Eskom has spent about R286bn more than it should have on primary energy costs over the past seven years, according to lobby group the Organisation Undoing Tax Abuse (Outa).

Outa is opposing Eskom’s regulatory clearing account (RCA) applications to the National Energy Regulator of SA (Nersa) for a R66.6bn revenue claw-back.

Nersa published Eskom’s application in January, and Friday was the last day for stakeholder comments.

Nersa will host public hearings on Eskom’s application in May and will make its decision on August 29.

Outa said it objected to Eskom’s applications and recommended a zero recovery.

RCA is a tracking mechanism that compares certain uncontrollable costs and revenue assumed in the multi-year price determination decision by Nersa, to actual revenue and costs incurred by Eskom.

"The Electricity Regulation Act stipulates that only an efficient utility is entitled to acquire a return on its operations for regulatory purposes‚" Outa’s energy portfolio manager‚ Ronald Chauke‚ said.

He said Eskom was not an efficient organisation and Outa believed that if Eskom’s leadership applied prudent primary energy procurement and strong auditing practices‚ the primary energy expenses incurred by Eskom over the past seven years should be about R286bn lower than they were.

Outa estimated that primary energy expenses‚ which were largely related to coal procurement‚ had increased excessively since 2010.

He said this coincided with rampant corruption‚ dubious coal contracting and poor management of Eskom’s affairs at the expense of public interest.
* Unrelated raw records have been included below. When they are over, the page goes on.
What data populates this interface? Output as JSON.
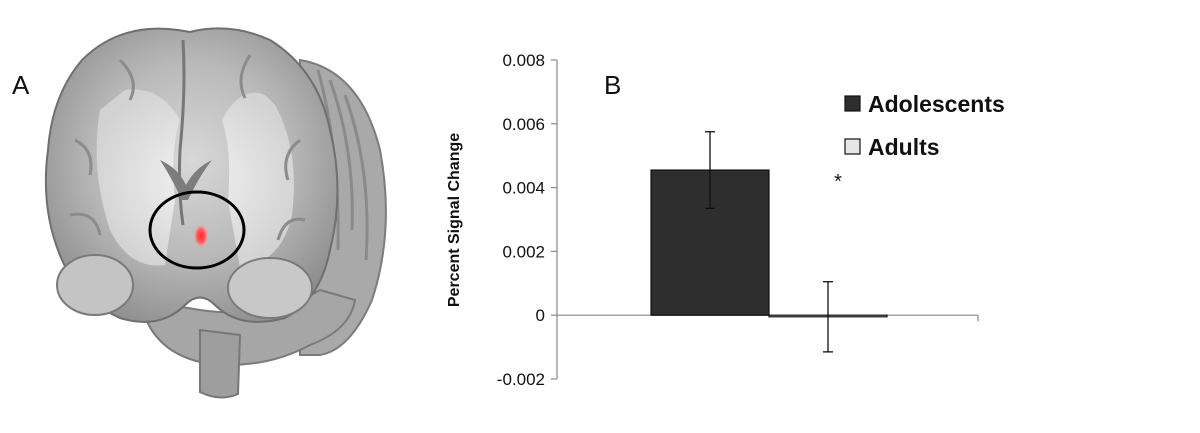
{
  "panel_a": {
    "label": "A",
    "highlight_color": "#ff4040"
  },
  "panel_b": {
    "label": "B",
    "significance_marker": "*"
  },
  "chart_data": {
    "type": "bar",
    "categories": [
      "Adolescents",
      "Adults"
    ],
    "values": [
      0.00455,
      -5e-05
    ],
    "errors": [
      0.0012,
      0.0011
    ],
    "colors": [
      "#2e2e2e",
      "#e6e6e6"
    ],
    "ylabel": "Percent Signal Change",
    "xlabel": "",
    "ylim": [
      -0.002,
      0.008
    ],
    "yticks": [
      -0.002,
      0,
      0.002,
      0.004,
      0.006,
      0.008
    ],
    "ytick_labels": [
      "-0.002",
      "0",
      "0.002",
      "0.004",
      "0.006",
      "0.008"
    ],
    "legend": [
      "Adolescents",
      "Adults"
    ],
    "legend_position": "top-right",
    "grid": false
  }
}
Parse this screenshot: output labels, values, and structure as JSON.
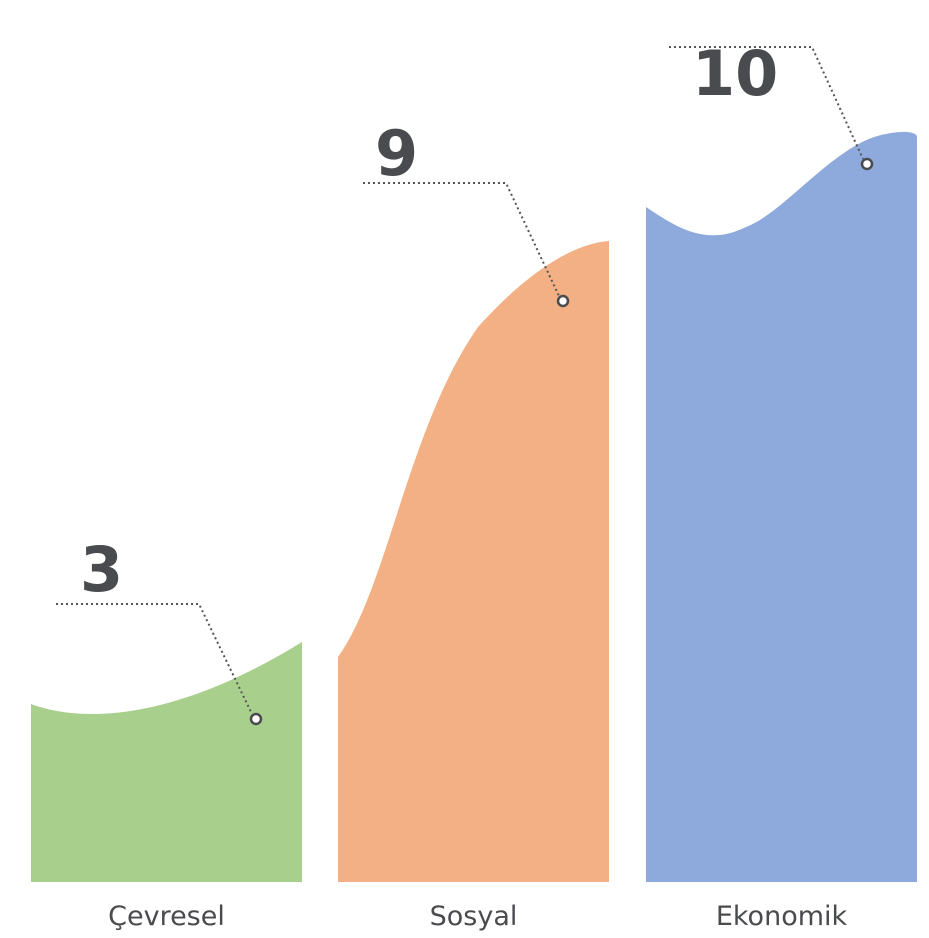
{
  "chart_data": {
    "type": "area",
    "categories": [
      "Çevresel",
      "Sosyal",
      "Ekonomik"
    ],
    "values": [
      3,
      9,
      10
    ],
    "value_labels": [
      "3",
      "9",
      "10"
    ],
    "colors": [
      "#a8cf8b",
      "#f2b084",
      "#8eaadc"
    ],
    "ylim": [
      0,
      10
    ],
    "grid": false,
    "legend": "none"
  }
}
Chauke also said Outa’s research showed that the average cost of primary energy had increased by 347%‚ from an average of R18.7bn per year between 2007 and 2009, to R83.6bn per year during the RCA application period.

"We are aware that Eskom procures most of its coal requirements through long term and ‘cost-plus’ contracts‚ indicating that the spot prices should not impact the overall coal bill‚ as Eskom disclosed in its application‚" Chauke said.

He also said excessive capital expenditure overruns on new build projects had added a further R20bn per year in interest costs.

According to Chauke, Eskom’s leadership had not effectively managed its human resources and productivity‚ translating into an estimate increase of 14‚900 staff (46%) while output had declined. He said this had resulted in R9bn in extra costs.